Tyler Vuong


pdf bib
AdaBERT-CTC: Leveraging BERT-CTC for Text-Only Domain Adaptation in ASR
Tyler Vuong | Karel Mundnich | Dhanush Bekal | Veera Elluru | Srikanth Ronanki | Sravan Bodapati
Proceedings of the 2023 Conference on Empirical Methods in Natural Language Processing: Industry Track

End-to-end (E2E) automatic speech recognition (ASR) models are becoming increasingly popular in commercial applications, such as virtual assistants, closed captioning, and dictation systems. The accuracy of the ASR is crucial to their success. However, E2E models still struggle to recognize out-of-domain words such as proper nouns and domain-specific terms.
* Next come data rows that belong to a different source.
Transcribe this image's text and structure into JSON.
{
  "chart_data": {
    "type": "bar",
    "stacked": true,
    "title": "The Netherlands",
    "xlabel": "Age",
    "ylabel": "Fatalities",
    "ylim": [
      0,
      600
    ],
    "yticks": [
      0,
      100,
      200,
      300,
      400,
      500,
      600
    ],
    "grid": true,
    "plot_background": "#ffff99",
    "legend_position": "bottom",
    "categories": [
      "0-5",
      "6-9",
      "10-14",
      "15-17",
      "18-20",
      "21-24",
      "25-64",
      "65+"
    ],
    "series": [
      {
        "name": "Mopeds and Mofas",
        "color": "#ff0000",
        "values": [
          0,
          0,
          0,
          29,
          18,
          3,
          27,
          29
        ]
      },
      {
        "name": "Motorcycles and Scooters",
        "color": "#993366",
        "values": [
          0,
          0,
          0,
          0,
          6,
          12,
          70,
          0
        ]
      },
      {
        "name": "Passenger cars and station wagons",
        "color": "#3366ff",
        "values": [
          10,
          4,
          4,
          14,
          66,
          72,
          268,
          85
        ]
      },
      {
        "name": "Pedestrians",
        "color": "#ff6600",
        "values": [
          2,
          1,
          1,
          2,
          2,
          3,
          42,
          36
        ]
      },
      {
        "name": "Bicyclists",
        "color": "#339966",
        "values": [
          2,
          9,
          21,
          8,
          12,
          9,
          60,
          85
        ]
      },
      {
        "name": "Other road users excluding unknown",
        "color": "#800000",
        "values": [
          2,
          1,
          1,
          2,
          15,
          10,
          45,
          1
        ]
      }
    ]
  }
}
In this paper we introduce AdaBERT-CTC, a domain adaptation technique that relies solely on textual data. Our method allows for text-only adaptation by fine-tuning a pre-trained self-supervised text encoder model. Additionally, we show that our method can be made parameter-efficient by adding bottleneck adapters to the pre-trained model. This allows for adaptation with less than a 5% increase in parameters and minimal computational overhead during inference. We demonstrate that our approach outperforms the base BERT-CTC model by up to 14% relative word error rate improvement on several out-of-domain, publicly available datasets.